Convinced he had kept the Americans and Brits out, Jawahar Lal Nehru didn’t lose a minute in ditching Mohan Shamsher. Of course, he emulated his Raj forbears in offering Mohan exile. (Kings Rana Bahadur Shah and Rajendra Bikram Shah spent time in Benaras.)
When King Mahendra dismissed B.P. Koirala’s government, deputy premier Subarna Shamsher Rana could evade arrest because he had left for Calcutta days earlier. It is said that the king had spoken of his intention during his trip to the west. As Subarna Shamsher was in the entourage, this departure was intriguing. Also noteworthy is that King Mahendra preferred Subarnaji as premier and had delayed inviting B.P. to form the government after the 1959 elections.
So the logical question is: Was Subarnaji supposed to have led the Nepali Congress faction backing the palace takeover? Was his departure to Calcutta to attend property matters merely a ploy to prevent that from happening? Was Subarna Shamsher’s 1968 statement of loyal cooperation with the palace a delayed version of the one he was to have returned to Kathmandu with six years earlier?

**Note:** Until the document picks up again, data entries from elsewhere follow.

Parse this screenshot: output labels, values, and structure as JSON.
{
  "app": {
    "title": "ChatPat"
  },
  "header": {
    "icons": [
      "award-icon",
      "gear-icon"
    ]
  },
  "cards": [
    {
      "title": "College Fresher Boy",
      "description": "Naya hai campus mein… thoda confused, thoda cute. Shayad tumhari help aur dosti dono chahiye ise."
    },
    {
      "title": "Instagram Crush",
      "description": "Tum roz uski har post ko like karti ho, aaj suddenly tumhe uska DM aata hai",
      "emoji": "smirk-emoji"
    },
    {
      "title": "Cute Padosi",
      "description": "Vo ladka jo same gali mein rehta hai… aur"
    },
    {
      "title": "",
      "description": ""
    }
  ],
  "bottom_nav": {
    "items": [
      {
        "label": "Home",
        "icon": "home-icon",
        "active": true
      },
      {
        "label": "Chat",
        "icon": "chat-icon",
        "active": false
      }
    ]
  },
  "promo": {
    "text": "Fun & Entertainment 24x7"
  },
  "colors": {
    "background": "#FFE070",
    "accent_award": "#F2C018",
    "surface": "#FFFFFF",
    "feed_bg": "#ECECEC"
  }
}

When Nepali Congress insurgents intensified their armed campaign after King Mahendra signed the agreement with the Chinese on building the Kodari Highway, New Delhi ruled out any link between the two developments. Here, too, Dr. Giri was at his brightest.
Asked by a Time magazine reporter to comment on Indian denials, Dr. Giri said: “The rebel leadership is in India. The money comes from India. The propaganda comes from India.” (“War in the Mountains”. March 9, 1962) A brilliant triple whammy.
For a government that could keep the letters exchange with the 1950 a secret for a decade, India sought mileage by “revealing” that King Mahendra somehow sold out Kalapani and compromised Nepalese sovereignty by signing the 1965 arms agreement. Twenty-two years later, few Nepalis recalled that Prime Minister Kirti Nidhi Bista’s eviction of the Indian military checkposts and mission included the repudiation of the 1965 accord.
Kalapani was very much on the royal agenda until King Mahendra’s death in 1972. No one in New Delhi will reveal what kind of implorations their government made to the palace to maintain their defensive posture after the Humiliation of Sixty-Two. Especially since India gets to denigrate King Mahendra’s nationalism as well as occupy the territory.
Against this sordid background, Dr. Giri’s latest disclosure warrant greater attention. Clearly, India used the first 10 months of the royal regime to bargain with the palace. It was only when King Gyanendra led the initiative to grant China observer status in South Asia’s premier organization that the Seven Party Alliance-Maoist combine gained traction in New Delhi. What kind of concessions was New Delhi trying to extract? A more stringent extradition treaty? Passage of the citizenship bill? Priority in the development of Nepal’s water resources? The oil concessions that helped catapult Cairn into the FT 100 index? Perhaps we can expect Dr. Giri to keep up his candor.